穂高・宗徳寺「寺ほっとサロン」500回の節目

安曇野市穂高の宗徳寺で毎月2回、お年寄りが歌を歌ったり伝統行事を楽しんだりしながら交流する集い「寺ほっとサロン」が10日で500回を数えた。地域を問わず誰でも参加できるのが特徴だ。20日は501回目で、新たな歴史を刻む一歩を踏み出す。
寺ほっとサロンの前身はJAあづみが婦人部の活動として2001年2月に始めた「あんしん広場」で、宗徳寺会場は、その第1号。同寺住職の母で前住職(故人)の妻、寺口芳子さん(75)が中心となった。「檀家(だんか)でなくても参加可能。元気な仲間づくりが目的だった」
13年11月、「参加者の中には農協と関係ない人たちもいる」としてJAから独立。名称も「寺ほっとサロン」に変えた。500回は、あんしん広場時代から数えての回数だが、16年を超えて刻んだ数でもある。
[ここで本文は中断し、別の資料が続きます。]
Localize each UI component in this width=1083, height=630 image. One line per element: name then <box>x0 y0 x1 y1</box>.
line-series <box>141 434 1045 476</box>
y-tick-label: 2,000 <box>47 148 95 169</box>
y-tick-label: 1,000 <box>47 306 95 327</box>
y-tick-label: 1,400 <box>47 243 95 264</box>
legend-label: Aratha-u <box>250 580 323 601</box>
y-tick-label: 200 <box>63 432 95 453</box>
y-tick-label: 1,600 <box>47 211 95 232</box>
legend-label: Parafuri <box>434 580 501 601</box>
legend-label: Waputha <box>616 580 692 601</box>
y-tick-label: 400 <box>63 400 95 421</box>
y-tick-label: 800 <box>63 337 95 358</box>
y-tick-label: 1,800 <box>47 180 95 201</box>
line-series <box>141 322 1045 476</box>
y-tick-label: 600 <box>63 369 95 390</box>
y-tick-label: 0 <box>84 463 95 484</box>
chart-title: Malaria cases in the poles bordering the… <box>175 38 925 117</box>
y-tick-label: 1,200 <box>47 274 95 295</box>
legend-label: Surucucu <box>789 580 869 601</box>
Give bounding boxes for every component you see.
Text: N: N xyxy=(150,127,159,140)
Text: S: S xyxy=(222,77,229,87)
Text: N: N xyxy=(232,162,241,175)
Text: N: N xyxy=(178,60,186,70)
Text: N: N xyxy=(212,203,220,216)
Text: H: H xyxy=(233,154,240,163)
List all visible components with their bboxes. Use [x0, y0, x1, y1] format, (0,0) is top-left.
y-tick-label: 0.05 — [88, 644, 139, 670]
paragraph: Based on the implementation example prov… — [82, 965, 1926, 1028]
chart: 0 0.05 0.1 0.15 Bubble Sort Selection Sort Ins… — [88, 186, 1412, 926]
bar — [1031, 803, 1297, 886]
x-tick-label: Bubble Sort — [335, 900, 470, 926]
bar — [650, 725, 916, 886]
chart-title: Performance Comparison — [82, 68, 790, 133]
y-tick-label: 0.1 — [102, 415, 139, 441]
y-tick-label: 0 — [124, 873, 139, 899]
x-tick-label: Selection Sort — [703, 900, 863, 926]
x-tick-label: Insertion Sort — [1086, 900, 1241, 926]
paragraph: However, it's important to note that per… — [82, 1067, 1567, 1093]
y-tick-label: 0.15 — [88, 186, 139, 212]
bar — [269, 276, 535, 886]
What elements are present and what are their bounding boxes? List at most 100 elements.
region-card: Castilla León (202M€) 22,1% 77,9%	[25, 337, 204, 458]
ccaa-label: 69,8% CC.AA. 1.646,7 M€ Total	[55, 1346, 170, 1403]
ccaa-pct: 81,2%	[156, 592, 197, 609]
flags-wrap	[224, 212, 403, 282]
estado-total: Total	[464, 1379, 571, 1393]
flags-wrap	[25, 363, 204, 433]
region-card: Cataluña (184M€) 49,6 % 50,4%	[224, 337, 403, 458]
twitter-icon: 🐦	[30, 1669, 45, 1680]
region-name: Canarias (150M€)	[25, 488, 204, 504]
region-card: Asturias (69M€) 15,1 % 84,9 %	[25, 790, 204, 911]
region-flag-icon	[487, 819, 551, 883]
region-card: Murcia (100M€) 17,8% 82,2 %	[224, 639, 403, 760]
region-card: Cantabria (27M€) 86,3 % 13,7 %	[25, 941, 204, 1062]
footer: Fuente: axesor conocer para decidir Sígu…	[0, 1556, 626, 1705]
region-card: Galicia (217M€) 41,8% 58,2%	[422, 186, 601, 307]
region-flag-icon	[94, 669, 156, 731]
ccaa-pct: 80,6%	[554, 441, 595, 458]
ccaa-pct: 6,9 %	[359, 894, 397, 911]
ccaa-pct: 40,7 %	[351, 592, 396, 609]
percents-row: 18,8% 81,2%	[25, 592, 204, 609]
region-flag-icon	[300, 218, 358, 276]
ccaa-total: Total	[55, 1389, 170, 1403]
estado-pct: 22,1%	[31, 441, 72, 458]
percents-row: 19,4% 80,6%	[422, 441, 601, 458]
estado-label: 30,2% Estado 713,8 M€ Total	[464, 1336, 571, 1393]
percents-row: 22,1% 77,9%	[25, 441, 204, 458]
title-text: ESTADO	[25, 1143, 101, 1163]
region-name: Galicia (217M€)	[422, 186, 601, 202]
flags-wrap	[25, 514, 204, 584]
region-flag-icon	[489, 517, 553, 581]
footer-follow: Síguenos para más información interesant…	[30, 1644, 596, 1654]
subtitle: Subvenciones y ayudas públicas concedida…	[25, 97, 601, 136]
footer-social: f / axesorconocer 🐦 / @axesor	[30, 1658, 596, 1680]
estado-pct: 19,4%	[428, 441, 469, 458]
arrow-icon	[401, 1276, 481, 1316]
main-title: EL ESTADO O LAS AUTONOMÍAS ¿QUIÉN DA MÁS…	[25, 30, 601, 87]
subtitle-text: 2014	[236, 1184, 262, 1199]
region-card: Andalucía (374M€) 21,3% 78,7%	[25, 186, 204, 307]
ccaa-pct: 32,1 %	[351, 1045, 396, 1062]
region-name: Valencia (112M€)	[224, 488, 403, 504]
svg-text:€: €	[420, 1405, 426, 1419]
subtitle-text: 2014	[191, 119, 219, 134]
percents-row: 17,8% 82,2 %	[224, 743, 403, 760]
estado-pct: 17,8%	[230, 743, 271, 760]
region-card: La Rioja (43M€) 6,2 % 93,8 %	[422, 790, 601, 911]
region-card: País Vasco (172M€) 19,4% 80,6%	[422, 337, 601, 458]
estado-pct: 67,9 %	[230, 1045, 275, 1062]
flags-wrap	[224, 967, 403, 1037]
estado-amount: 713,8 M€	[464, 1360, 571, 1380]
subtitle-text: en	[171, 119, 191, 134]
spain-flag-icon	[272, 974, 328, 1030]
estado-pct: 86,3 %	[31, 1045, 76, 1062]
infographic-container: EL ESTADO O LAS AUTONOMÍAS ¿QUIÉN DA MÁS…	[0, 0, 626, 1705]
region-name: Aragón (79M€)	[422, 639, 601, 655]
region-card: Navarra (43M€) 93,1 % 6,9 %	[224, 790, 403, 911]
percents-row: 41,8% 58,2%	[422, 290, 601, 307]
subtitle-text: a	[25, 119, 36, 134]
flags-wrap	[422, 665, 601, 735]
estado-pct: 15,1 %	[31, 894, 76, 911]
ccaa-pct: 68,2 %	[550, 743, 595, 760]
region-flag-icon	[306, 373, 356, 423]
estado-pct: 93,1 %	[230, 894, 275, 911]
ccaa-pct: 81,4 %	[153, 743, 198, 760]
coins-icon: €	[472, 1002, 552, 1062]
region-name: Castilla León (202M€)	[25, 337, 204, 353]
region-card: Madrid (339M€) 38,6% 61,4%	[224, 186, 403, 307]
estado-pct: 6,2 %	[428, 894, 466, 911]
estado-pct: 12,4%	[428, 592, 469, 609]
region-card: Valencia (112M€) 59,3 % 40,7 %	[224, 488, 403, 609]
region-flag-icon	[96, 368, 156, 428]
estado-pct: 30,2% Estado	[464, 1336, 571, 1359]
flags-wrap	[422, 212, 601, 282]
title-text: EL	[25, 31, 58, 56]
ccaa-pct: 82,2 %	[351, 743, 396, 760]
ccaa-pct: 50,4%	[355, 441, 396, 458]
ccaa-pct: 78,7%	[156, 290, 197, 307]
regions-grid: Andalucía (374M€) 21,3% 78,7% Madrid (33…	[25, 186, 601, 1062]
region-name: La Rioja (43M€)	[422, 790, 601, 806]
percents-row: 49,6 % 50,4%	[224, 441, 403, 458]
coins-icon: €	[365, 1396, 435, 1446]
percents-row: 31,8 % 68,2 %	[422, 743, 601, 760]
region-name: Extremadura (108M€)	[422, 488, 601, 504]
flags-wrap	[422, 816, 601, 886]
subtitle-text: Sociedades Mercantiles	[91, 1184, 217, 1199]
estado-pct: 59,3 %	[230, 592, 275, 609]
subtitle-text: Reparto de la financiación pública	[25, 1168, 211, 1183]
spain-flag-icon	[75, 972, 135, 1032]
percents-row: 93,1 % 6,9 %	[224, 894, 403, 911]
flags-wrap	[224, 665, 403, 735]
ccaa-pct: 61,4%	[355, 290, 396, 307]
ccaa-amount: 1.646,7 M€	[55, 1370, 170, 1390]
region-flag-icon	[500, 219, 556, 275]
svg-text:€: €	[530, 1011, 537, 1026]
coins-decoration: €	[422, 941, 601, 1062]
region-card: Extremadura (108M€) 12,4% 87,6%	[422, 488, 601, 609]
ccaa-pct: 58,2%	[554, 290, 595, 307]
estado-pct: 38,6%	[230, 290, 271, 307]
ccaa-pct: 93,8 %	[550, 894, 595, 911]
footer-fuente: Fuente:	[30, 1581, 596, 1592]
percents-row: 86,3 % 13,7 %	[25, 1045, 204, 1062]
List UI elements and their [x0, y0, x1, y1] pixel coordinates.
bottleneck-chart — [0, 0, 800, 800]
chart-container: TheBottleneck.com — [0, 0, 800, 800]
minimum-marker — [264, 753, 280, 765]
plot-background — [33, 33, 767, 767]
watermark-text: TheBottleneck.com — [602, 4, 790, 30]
10日の記念の回は約50人が参加。伊那市高遠町を拠点とするハンマー・ダルシマーとアコースティックギターの夫婦デュオ「亀工房」を招き、演奏を聴いた。ハンマー・ダルシマーは台形の箱に張ったスチール弦を2本の木製スティックでたたくもので、日本では比較的珍しい楽器だ。
亀工房はサロンの年代に合わせ、「シャボン玉」や「コーヒールンバ」など懐かしい曲を中心に演奏。フォークダンスで知られる「マイム・マイム」を奏で始めると、参加者は手拍子で盛り上がった。
10年以上通う望月マサコさん(86)は「珍しい楽器を知ることができた。元気の出る曲もあってよかった」と話し、「毎回、いろいろな企画を考えてくれるので、うれしい。参加が自由なところも魅力」と言葉を添えた。
演奏後は、世話係が手作りしたお茶請けでティータイム。今回は記念用にと、古布を利用した小物入れやティッシュケースを手作りし、参加者に配った。

500回続いた原動力の一つには、寺口さんを加えた60~70代の“自主的世話係”6人の存在がある。会の進行や、お茶の準備と片付けなどをするが、「それが楽しみ」と口をそろえる。